In my opinion no other company has recently put on an am like Emile. It’s refreshing in current times.
Glen Fox on Magenta was totally similar. Take some no-name dude out of his obscure neck of the woods then help him build an identity and gradually work him all the way up. That was years before Emile and funnily enough some people didn't get him either because they work in weird ways like that
I think that you are missing the point, Glenn Fox is totally different, he is actually a tech skater that has amazing reaction time and was influenced by Luka Pinto and the Magenta/Minuit movement.
I think Emile embodies something like late 80's early 90's skateboarding that speaks to Pontus' own youth and view on skating. Hence the Neil Blender References etc.
Not missing a point that I can see as I clearly wasn't comparing the guys' styles, more so how both weren't established names in the first place yet still a board company gave them a chance and allowed them to come up. In modern times that's a rare occurrence (unless one follows the classic, overwhelming flow / am / pro route with just the right clique of sponsors), and a well-needed, healthy but ballsy move.

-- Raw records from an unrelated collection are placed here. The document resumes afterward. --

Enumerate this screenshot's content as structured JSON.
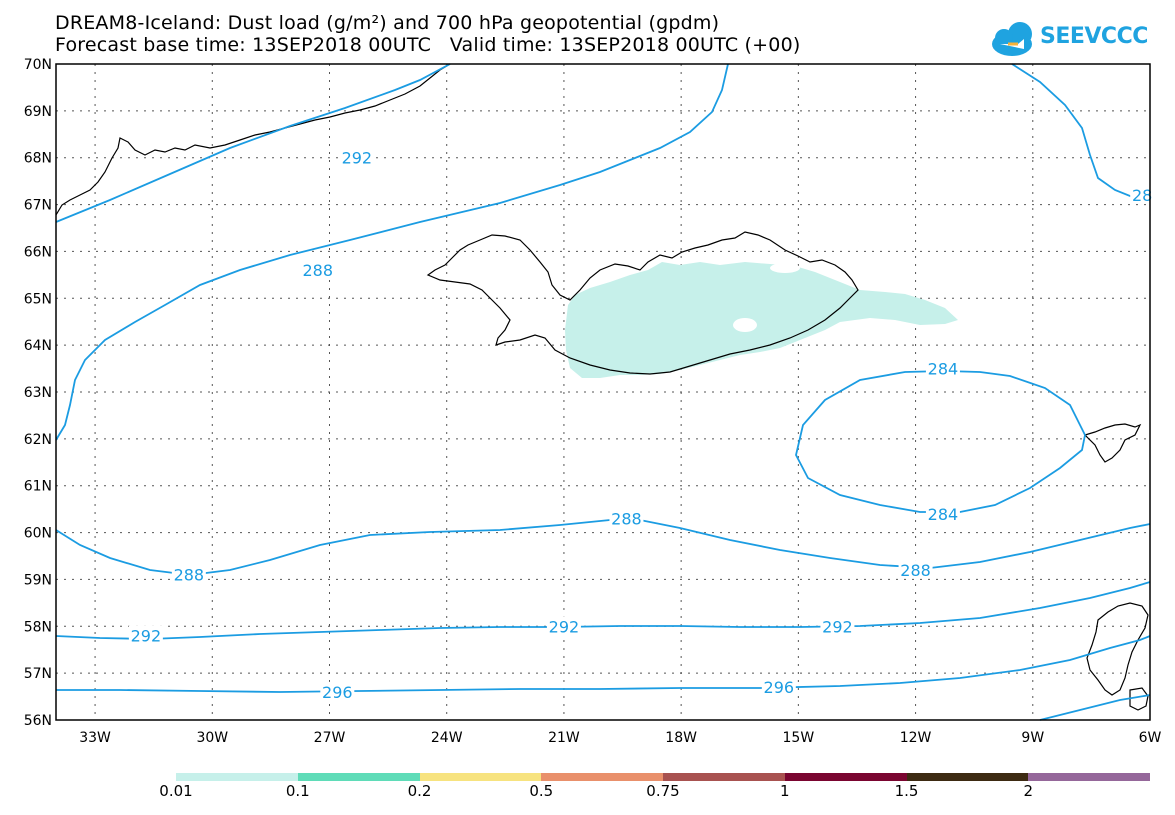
{
  "header": {
    "title_line1": "DREAM8-Iceland: Dust load (g/m²) and 700 hPa geopotential (gpdm)",
    "title_line2": "Forecast base time: 13SEP2018 00UTC   Valid time: 13SEP2018 00UTC (+00)"
  },
  "logo": {
    "text": "SEEVCCC",
    "color": "#1fa3e0",
    "icon": "cloud-icon"
  },
  "map": {
    "lon_range": [
      -34,
      -6
    ],
    "lat_range": [
      56,
      70
    ],
    "lat_labels": [
      "70N",
      "69N",
      "68N",
      "67N",
      "66N",
      "65N",
      "64N",
      "63N",
      "62N",
      "61N",
      "60N",
      "59N",
      "58N",
      "57N",
      "56N"
    ],
    "lon_labels": [
      "33W",
      "30W",
      "27W",
      "24W",
      "21W",
      "18W",
      "15W",
      "12W",
      "9W",
      "6W"
    ],
    "contour_color": "#1b9ce2",
    "dust_color": "#c6f0ea",
    "contour_labels": [
      {
        "text": "292",
        "lon": -26.3,
        "lat": 68.0
      },
      {
        "text": "288",
        "lon": -27.3,
        "lat": 65.6
      },
      {
        "text": "28",
        "lon": -6.2,
        "lat": 67.2
      },
      {
        "text": "284",
        "lon": -11.3,
        "lat": 63.5
      },
      {
        "text": "284",
        "lon": -11.3,
        "lat": 60.4
      },
      {
        "text": "288",
        "lon": -19.4,
        "lat": 60.3
      },
      {
        "text": "288",
        "lon": -30.6,
        "lat": 59.1
      },
      {
        "text": "288",
        "lon": -12.0,
        "lat": 59.2
      },
      {
        "text": "292",
        "lon": -31.7,
        "lat": 57.8
      },
      {
        "text": "292",
        "lon": -21.0,
        "lat": 58.0
      },
      {
        "text": "292",
        "lon": -14.0,
        "lat": 58.0
      },
      {
        "text": "296",
        "lon": -26.8,
        "lat": 56.6
      },
      {
        "text": "296",
        "lon": -15.5,
        "lat": 56.7
      }
    ]
  },
  "colorbar": {
    "segments": [
      {
        "color": "#c6f0ea"
      },
      {
        "color": "#5fdcb8"
      },
      {
        "color": "#f7e37f"
      },
      {
        "color": "#e9906b"
      },
      {
        "color": "#a85250"
      },
      {
        "color": "#7a0530"
      },
      {
        "color": "#3d2a12"
      },
      {
        "color": "#95679a"
      }
    ],
    "labels": [
      "0.01",
      "0.1",
      "0.2",
      "0.5",
      "0.75",
      "1",
      "1.5",
      "2"
    ]
  }
}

I wouldn't sum up the relationship between Glen and Luka as some kind of indirect influence as those guys legitimately share the same history and background, they grew up skating together. To this day catching a glimpse of those two skating the same spot is as mind-blowing as it is rare - you don't see people having a blast skating with each other like that, they just go mach II all over the spot and follow each other like they're sniffing each other, improvising tricks on the same obstacles all the while being three feet tops from each other at high speed and it looks fucked. Pretty sure Glen resonated with Vivien the same way Pontus liked Emile except instead of Neil Blender, it was young Penny they were being reminded of. Different strokes but same approach from both brands.
Otherwise I obviously agree with what you're saying.